Trial tests law on illegal immigration
SCRANTON, Pennsylvania |
SCRANTON, Pennsylvania (Reuters) - A Pennsylvania town's anti-illegal-immigration law created a climate of fear in which businesses failed and people moved out, a lawyer argued on Monday as a trial seen as a test of U.S. immigration policy began.
The result of the case, the first federal trial over whether local jurisdictions can make their own laws on illegal immigration, is expected to affect cities and towns across the United States as the country debates what to do with the 12 million illegal aliens estimated to be inside its borders.
American Civil Liberties Union attorney Vic Walczak said the city of Hazleton and its mayor, Lou Barletta, violated the U.S. Constitution in passing the ordinance because only the federal government has the right to make immigration law.
"The city has been terrified not by illegal immigrants but by the ordinance, and by Mr.
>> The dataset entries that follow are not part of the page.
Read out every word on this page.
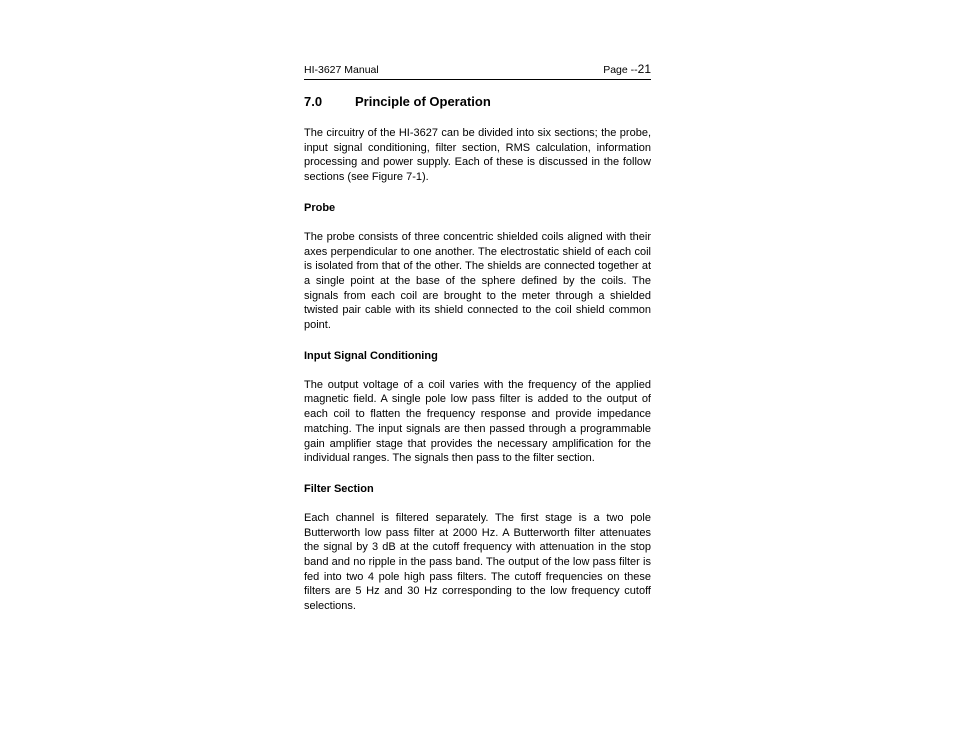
HI-3627 Manual	Page --21
7.0	Principle of Operation

The circuitry of the HI-3627 can be divided into six sections; the probe, input signal conditioning, filter section, RMS calculation, information processing and power supply. Each of these is discussed in the follow sections (see Figure 7-1).

Probe

The probe consists of three concentric shielded coils aligned with their axes perpendicular to one another. The electrostatic shield of each coil is isolated from that of the other. The shields are connected together at a single point at the base of the sphere defined by the coils. The signals from each coil are brought to the meter through a shielded twisted pair cable with its shield connected to the coil shield common point.

Input Signal Conditioning

The output voltage of a coil varies with the frequency of the applied magnetic field. A single pole low pass filter is added to the output of each coil to flatten the frequency response and provide impedance matching. The input signals are then passed through a programmable gain amplifier stage that provides the necessary amplification for the individual ranges. The signals then pass to the filter section.

Filter Section

Each channel is filtered separately. The first stage is a two pole Butterworth low pass filter at 2000 Hz. A Butterworth filter attenuates the signal by 3 dB at the cutoff frequency with attenuation in the stop band and no ripple in the pass band. The output of the low pass filter is fed into two 4 pole high pass filters. The cutoff frequencies on these filters are 5 Hz and 30 Hz corresponding to the low frequency cutoff selections.
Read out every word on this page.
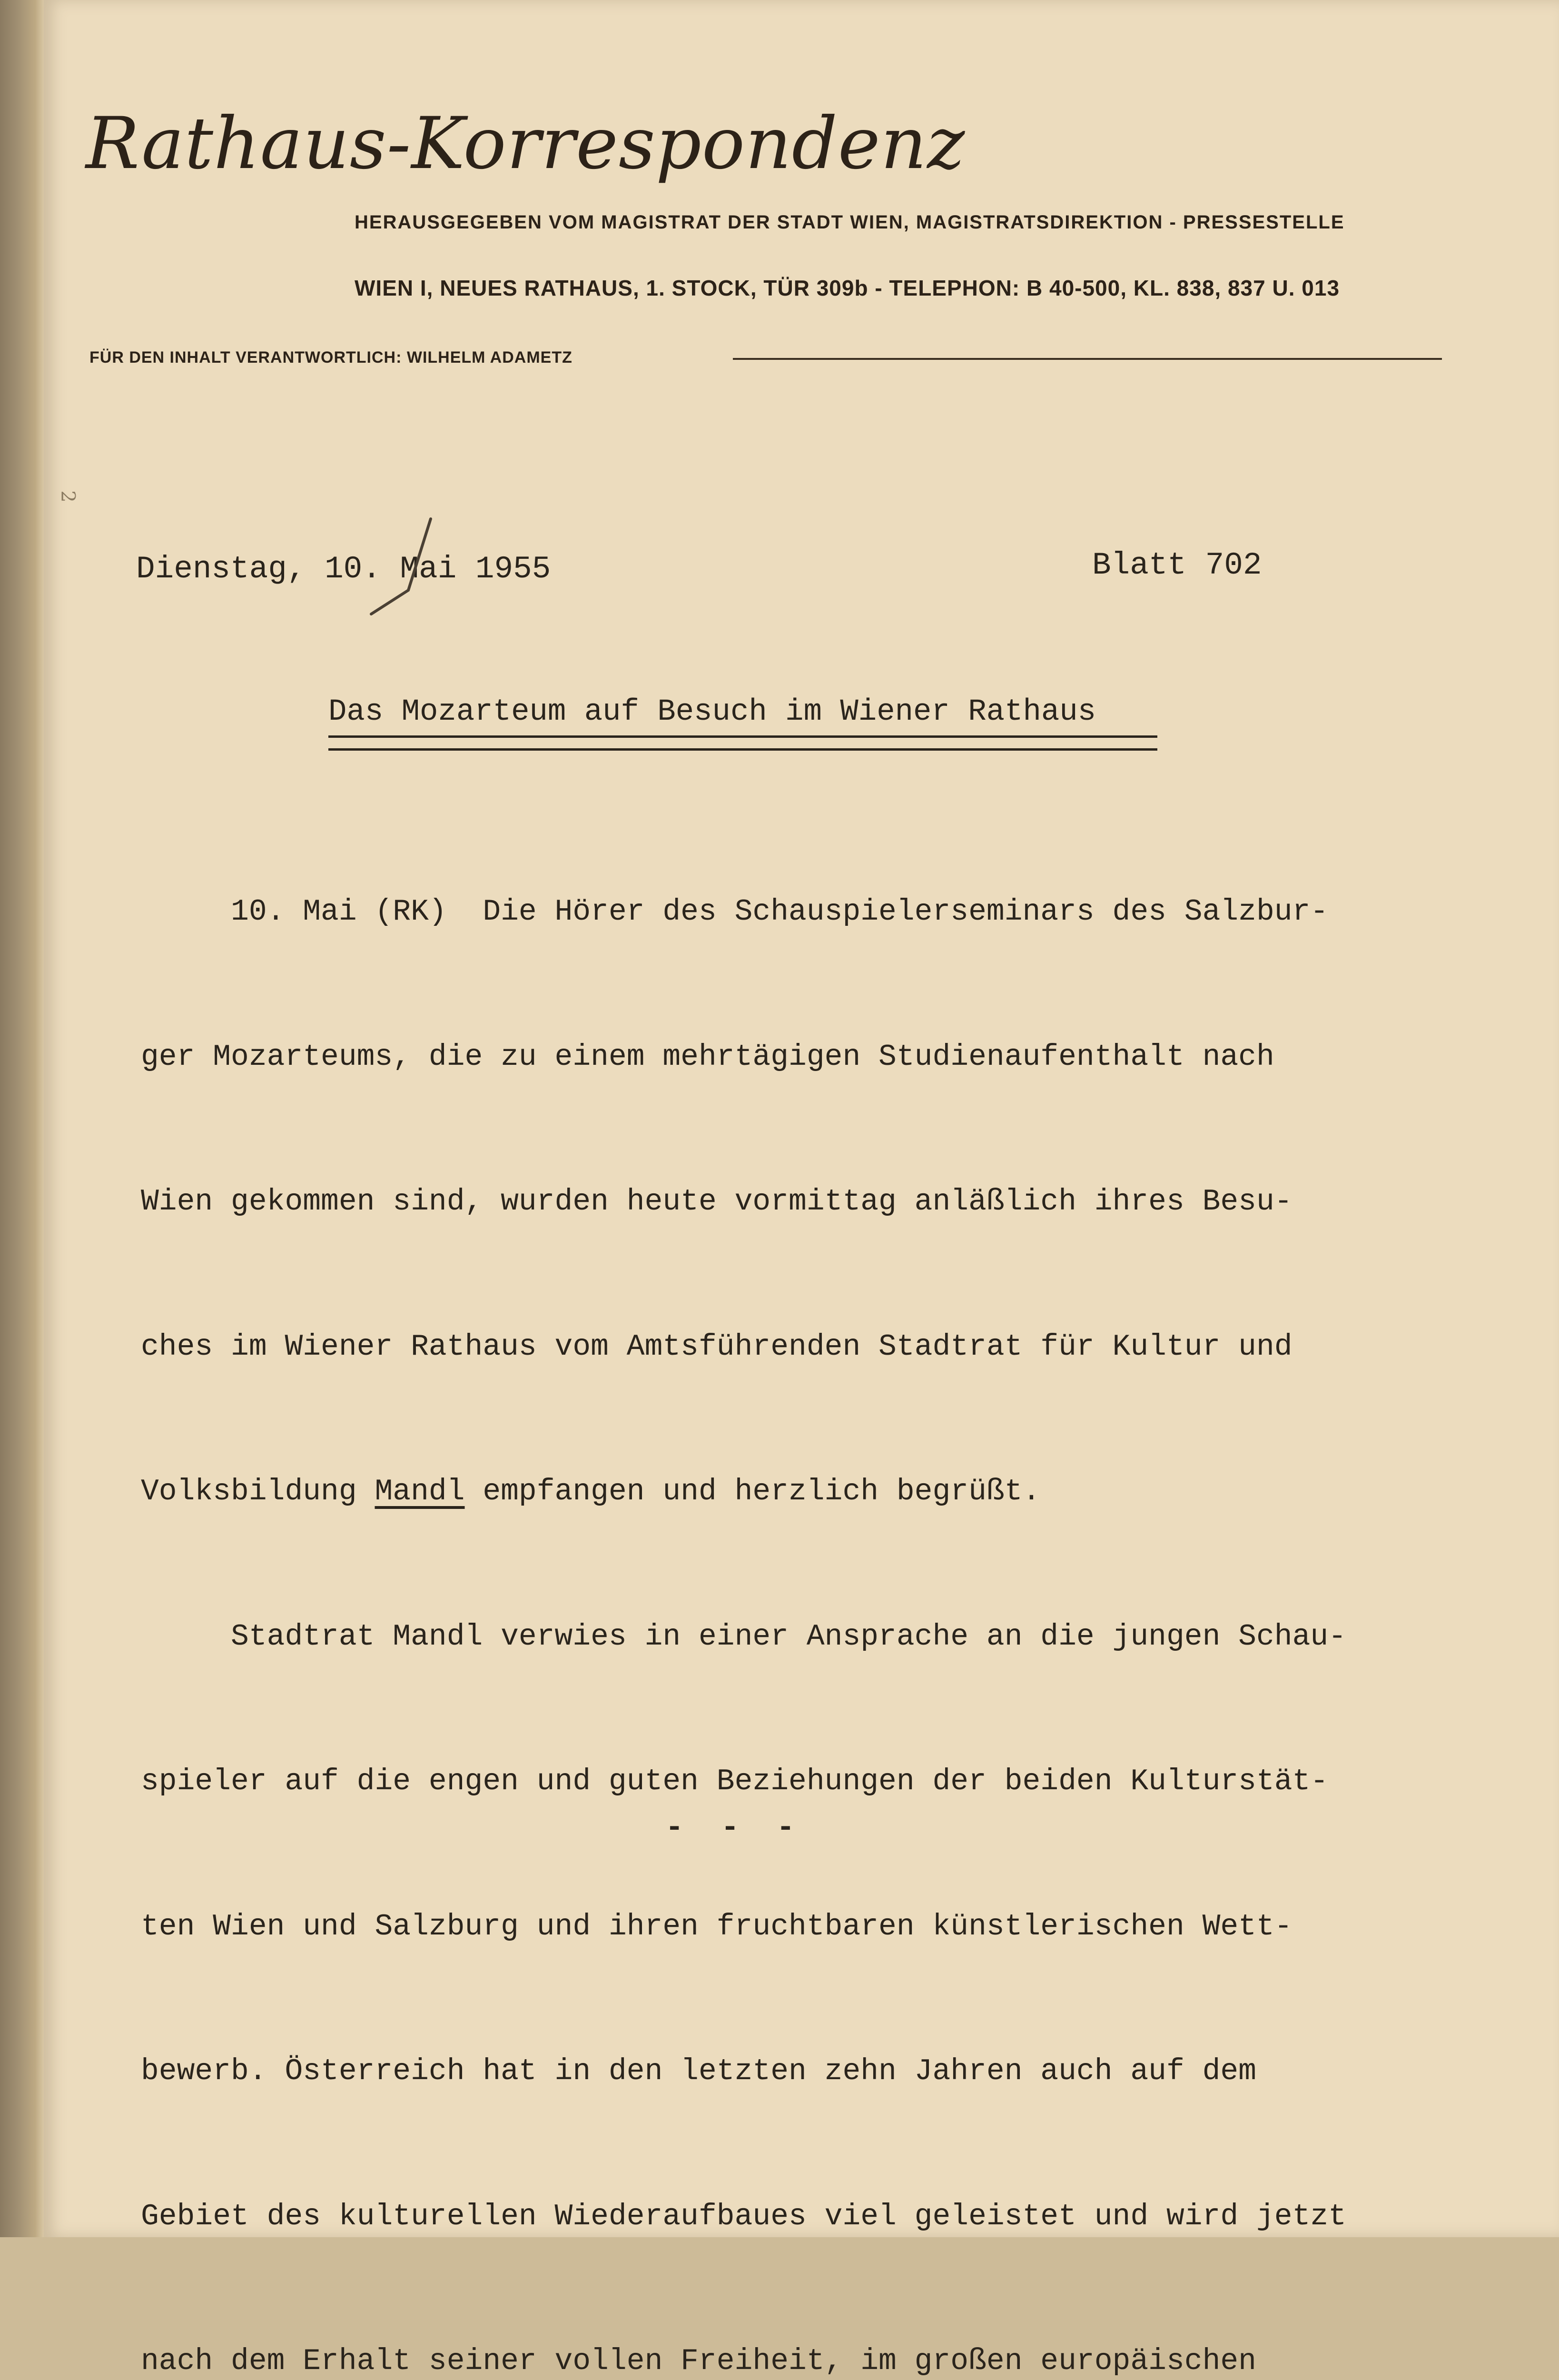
Rathaus-Korrespondenz
HERAUSGEGEBEN VOM MAGISTRAT DER STADT WIEN, MAGISTRATSDIREKTION - PRESSESTELLE
WIEN I, NEUES RATHAUS, 1. STOCK, TÜR 309b - TELEPHON: B 40-500, KL. 838, 837 U. 013
FÜR DEN INHALT VERANTWORTLICH: WILHELM ADAMETZ
2
Dienstag, 10. Mai 1955	Blatt 702
Das Mozarteum auf Besuch im Wiener Rathaus

10. Mai (RK)  Die Hörer des Schauspielerseminars des Salzbur-

ger Mozarteums, die zu einem mehrtägigen Studienaufenthalt nach

Wien gekommen sind, wurden heute vormittag anläßlich ihres Besu-

ches im Wiener Rathaus vom Amtsführenden Stadtrat für Kultur und

Volksbildung Mandl empfangen und herzlich begrüßt.

Stadtrat Mandl verwies in einer Ansprache an die jungen Schau-

spieler auf die engen und guten Beziehungen der beiden Kulturstät-

ten Wien und Salzburg und ihren fruchtbaren künstlerischen Wett-

bewerb. Österreich hat in den letzten zehn Jahren auch auf dem

Gebiet des kulturellen Wiederaufbaues viel geleistet und wird jetzt

nach dem Erhalt seiner vollen Freiheit, im großen europäischen

- - -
Barletta's rhetoric," Walczak told U.S. District Judge James Munley, who will decide whether the law is constitutional.
Lawyers for the city of 30,000 counter that Hazleton needs the law to combat a rise in crime and increased public spending that have accompanied the influx of Latino immigrants.
Hazleton's attorney Kris Kobach contended the town did not infringe the federal government's authority to regulate immigration, and is entitled to protect itself from the effects of illegal immigration.
The law, passed in July 2006, has not been implemented because of a court injunction won by opponents.
It would fine landlords who rent to illegal immigrants and suspend the business licenses of employers who hire them.
ACLU lawyers say some businesses closed as a result of immigrants leaving the city after the law was passed.
Kobach said crime has surged in Hazleton since illegal immigrants arrived in recent years and Hazleton schools spent $1.1 million on teaching English as a second language in 2006, up from $500 in 2000.
"In the last few years, illegal immigration has played a very destructive role in Hazleton's history," Kobach said.
At a rally outside the courthouse, Hazleton resident Heather Buck, 30, said her fiance, Jose Arrias Maravilla, 25, an undocumented Mexican who has lived in the United States for eight years, was picked up by Hazleton police when their car broke down on January 29 and detained until March 6, when he was given 60 days to leave the country.
"In Hazleton, it has got so bad that ... the police are picking people up off the street for nothing," she said.
Amilcar Arroyo, publisher of local Latino newspaper El Mensajero, said the law has split the town. "There are two groups of people. For people who oppose the ordinance, it is hard right now. They feel they are not welcome," Arroyo said.
The trial is expected to last about two weeks.